The homemade rowing machine looks something like this when finished.
ILLUSTRATION: RODNEY A. OKYNE
Comedy, like beauty, is in the eye of the beholder. I find humor less in the frantic arm wavings and screechings of sitcom actors than I do in the infomercials that plague nearly every TV station from time to time. My favorites, hands-down, are those shilling the head-spinning diversity of exercise machines, in which spandex-clad pituitary cases shoutingly suggest that if you buy their $399 "Ultimo Gym, "your business, love, and dream life will take on magnificent proportions.

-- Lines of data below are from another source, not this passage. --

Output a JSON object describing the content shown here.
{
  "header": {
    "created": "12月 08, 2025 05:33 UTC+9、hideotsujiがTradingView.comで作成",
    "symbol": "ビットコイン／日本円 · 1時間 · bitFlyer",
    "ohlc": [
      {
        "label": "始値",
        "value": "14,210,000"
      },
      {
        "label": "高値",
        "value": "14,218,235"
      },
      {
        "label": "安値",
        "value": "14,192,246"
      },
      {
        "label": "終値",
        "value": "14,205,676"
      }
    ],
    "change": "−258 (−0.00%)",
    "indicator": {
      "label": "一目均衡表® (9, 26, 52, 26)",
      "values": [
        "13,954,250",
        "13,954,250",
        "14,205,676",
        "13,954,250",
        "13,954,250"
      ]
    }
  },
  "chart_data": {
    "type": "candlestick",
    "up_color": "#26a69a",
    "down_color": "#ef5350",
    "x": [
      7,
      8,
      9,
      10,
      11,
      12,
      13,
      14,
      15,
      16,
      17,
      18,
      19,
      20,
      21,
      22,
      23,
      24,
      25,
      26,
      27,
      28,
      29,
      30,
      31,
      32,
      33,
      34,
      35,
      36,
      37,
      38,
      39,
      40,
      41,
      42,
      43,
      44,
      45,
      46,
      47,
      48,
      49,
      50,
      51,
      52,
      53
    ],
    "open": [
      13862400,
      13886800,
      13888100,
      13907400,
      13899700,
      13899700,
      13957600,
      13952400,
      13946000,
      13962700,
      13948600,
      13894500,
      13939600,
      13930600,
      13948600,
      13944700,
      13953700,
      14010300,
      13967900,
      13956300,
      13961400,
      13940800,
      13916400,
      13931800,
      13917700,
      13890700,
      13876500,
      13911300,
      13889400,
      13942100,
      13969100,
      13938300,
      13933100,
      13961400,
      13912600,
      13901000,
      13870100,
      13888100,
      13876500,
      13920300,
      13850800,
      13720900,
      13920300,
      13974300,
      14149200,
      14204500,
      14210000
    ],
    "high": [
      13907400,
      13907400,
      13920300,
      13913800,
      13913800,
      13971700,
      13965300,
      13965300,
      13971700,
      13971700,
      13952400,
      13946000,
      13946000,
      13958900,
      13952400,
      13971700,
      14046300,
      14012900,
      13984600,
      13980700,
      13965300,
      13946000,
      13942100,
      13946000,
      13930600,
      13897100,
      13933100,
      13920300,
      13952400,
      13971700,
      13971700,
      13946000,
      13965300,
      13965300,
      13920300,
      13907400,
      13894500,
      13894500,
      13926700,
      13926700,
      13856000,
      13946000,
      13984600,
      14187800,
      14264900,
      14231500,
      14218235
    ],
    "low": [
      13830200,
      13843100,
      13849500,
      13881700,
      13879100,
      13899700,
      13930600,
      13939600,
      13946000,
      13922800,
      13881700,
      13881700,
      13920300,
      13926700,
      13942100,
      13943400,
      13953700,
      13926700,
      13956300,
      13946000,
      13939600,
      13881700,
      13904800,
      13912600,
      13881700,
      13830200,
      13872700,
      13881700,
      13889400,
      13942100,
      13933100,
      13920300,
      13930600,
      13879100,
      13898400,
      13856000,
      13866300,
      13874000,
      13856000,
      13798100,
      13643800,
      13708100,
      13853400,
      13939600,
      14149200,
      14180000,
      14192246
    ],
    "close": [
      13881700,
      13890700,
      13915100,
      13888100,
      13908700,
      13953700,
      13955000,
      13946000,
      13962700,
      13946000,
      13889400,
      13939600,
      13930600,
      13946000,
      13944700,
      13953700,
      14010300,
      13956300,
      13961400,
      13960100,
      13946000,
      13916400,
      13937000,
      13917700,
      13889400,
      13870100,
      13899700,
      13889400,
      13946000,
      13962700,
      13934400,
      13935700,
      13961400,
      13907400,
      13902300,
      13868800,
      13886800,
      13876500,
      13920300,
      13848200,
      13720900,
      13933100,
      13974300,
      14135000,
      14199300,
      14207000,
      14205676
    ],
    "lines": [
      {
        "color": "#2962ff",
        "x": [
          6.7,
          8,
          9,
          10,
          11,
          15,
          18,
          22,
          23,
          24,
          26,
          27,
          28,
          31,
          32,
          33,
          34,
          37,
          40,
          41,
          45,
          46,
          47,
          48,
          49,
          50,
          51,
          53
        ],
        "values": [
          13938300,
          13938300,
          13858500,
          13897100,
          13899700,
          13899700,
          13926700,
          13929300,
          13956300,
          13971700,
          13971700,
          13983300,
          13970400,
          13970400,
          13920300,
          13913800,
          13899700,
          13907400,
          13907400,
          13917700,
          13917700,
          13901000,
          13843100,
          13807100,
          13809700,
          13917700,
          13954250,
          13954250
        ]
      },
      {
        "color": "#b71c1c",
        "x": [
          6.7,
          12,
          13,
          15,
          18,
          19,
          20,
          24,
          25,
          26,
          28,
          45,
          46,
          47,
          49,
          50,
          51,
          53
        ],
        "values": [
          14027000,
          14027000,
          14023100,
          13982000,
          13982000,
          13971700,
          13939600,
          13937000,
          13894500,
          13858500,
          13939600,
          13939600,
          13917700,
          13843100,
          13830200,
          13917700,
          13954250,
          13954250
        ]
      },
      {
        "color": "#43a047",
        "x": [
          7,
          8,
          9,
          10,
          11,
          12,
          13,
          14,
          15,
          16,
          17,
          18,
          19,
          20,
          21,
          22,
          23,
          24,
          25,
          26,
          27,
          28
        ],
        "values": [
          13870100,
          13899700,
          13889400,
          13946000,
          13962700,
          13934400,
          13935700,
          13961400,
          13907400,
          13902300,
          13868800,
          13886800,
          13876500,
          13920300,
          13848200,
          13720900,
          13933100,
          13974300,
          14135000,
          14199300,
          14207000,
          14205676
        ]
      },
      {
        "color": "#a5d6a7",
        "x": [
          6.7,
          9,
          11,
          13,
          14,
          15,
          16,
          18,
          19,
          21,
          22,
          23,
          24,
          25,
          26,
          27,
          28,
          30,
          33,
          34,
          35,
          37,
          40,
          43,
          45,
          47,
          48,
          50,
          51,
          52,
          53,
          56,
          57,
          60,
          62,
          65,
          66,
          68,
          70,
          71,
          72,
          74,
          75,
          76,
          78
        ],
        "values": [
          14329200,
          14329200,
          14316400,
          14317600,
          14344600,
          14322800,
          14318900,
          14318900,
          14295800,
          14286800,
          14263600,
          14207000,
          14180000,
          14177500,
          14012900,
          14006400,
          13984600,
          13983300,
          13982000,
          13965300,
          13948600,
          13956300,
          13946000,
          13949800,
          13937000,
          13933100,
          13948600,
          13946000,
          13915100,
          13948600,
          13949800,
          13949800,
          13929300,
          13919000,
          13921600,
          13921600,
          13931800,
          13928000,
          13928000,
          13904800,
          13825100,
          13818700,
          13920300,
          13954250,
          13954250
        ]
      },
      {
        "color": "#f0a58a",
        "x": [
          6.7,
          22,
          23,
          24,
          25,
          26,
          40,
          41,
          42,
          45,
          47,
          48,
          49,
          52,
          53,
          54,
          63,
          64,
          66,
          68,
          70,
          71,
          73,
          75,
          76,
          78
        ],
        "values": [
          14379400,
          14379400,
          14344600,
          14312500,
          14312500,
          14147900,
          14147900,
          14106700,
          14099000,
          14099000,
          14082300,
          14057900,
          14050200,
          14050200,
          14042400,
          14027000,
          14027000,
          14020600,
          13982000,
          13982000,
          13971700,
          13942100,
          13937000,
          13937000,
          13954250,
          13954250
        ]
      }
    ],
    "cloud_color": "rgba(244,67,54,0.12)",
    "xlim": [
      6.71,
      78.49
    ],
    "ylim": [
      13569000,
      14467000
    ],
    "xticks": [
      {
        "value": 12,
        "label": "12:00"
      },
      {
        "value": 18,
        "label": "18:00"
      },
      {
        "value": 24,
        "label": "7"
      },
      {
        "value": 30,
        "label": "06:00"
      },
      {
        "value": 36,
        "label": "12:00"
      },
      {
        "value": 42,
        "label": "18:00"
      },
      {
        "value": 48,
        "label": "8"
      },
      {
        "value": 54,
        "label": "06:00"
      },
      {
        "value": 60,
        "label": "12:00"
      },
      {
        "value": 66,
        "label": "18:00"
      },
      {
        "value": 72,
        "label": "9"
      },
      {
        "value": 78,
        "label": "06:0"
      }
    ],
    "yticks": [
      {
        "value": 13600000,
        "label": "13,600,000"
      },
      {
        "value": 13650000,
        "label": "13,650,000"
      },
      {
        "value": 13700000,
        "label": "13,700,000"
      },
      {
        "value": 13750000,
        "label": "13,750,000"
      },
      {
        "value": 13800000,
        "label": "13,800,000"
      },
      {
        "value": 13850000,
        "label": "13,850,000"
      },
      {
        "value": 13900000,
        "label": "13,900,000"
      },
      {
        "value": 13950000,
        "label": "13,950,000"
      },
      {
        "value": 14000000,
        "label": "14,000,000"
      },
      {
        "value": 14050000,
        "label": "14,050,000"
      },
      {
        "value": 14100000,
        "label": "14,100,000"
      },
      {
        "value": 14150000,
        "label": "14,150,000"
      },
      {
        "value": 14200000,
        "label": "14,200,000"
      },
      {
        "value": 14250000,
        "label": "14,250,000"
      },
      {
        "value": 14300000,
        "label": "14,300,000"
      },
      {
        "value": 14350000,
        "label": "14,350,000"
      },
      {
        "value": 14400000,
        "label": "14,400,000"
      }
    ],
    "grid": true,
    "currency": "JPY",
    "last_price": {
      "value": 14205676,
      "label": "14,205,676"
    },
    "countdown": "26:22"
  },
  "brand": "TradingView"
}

We sat around thinking these thoughts at a meeting at which several of the best woodshop projects of the past month were put through their paces. Graeme Knight's simple and clever homemade rowing machine won, not least because it's getting cold and chopping wood once a week just isn't going to keep those holiday drones from taking permanent residence on our haunches. Rowing works virtually every muscle group in the body, and it doesn't require an "Ultima Gym " to do properly. The rest of these words are Graeme's, and begets a round of kudos from we tinkerers.—Matt Scanlon
With about $70, a single sculling seat, a pair of sculling grips, and a number of 10-pound weights, it is possible to build a rugged and dependable rowing machine. Refer to the 171-homemade-rowing-machine-diagram pdf as you follow the instructions below.
Rear Frame Construction
The seat is constrained within two parallel wood strips screwed on top of 2 x 4 lengths. The space between the strips should allow 1/8" clearance outside the seat wheels.
Two 1 1/2" x 7/8" x 3/8"-thick pieces of wood are used to stop the sculling seat from sliding off the back of the rower.
Drill four 3/8"-diameter holes at the front of the frame to enable the rear frame to be bolted to the front, using 3 1/2"-long coach bolts, spring washers, and nuts.
Front Frame Construction
Cut all of the 2 x 4 and the 5/8" x 4 1/2" material to length.
Cut a 3/8"-diameter steel shaft to length (6", by these plans), so that it passes 1" into one of the 24 1/2"-high pieces and protrudes 1/8" outside of the opposite 24 1/2"-high piece.
Assemble the two side frames using coach bolts, spring washers, and nuts. The two frames should be carefully aligned before drilling the holes for the lower pulley shaft. After drilling the holes, place the steel pulley shaft in position to keep the two side frames aligned. Then position the two 20"-long top pieces and drill the 3/8"-diameter holes for the top pulley shaft (use a 5"-long coach bolt for this upper shaft).
Bolt the two side frames on either side of the rear frame and install the pulleys with a suitable number of 1"-outside-diameter x 3/8"-inside-diameter packing washers, as shown on the plan view drawing. (I used six 3/64"-thick washers on each of the two pulley shafts.)
Cut two 9 1/2"-long foot rests from 2 x 4 material and screw them to wedges mounted on the 54"-long inclined pieces.
Assembling the Weight System
Cut a 9 1/2" length of 3/8"-diameter rope and tie it to a 1 1/2"-diameter dowel. Feed the other end of the rope over the two pulleys and attach to the desired number of 5-pound and/or 10-pound weights.
If four 10-pound weights are used and the distance through which they are raised is 41", then the work per stroke is: 41"/12 x 40 Ibs = 137 ft-Ibs. If this work is done in 1.08 seconds (which corresponds to 120 strokes in 4 minutes, 15 seconds) the power is 137 ft-lbs/1.08 secs x 1.356 = 171.6 watts (or 0.23 hp). To calculate other powers, use the following equation: power (watts) = 0.113 x distance load is raised (inches) x total weight (lbs)/time (secs).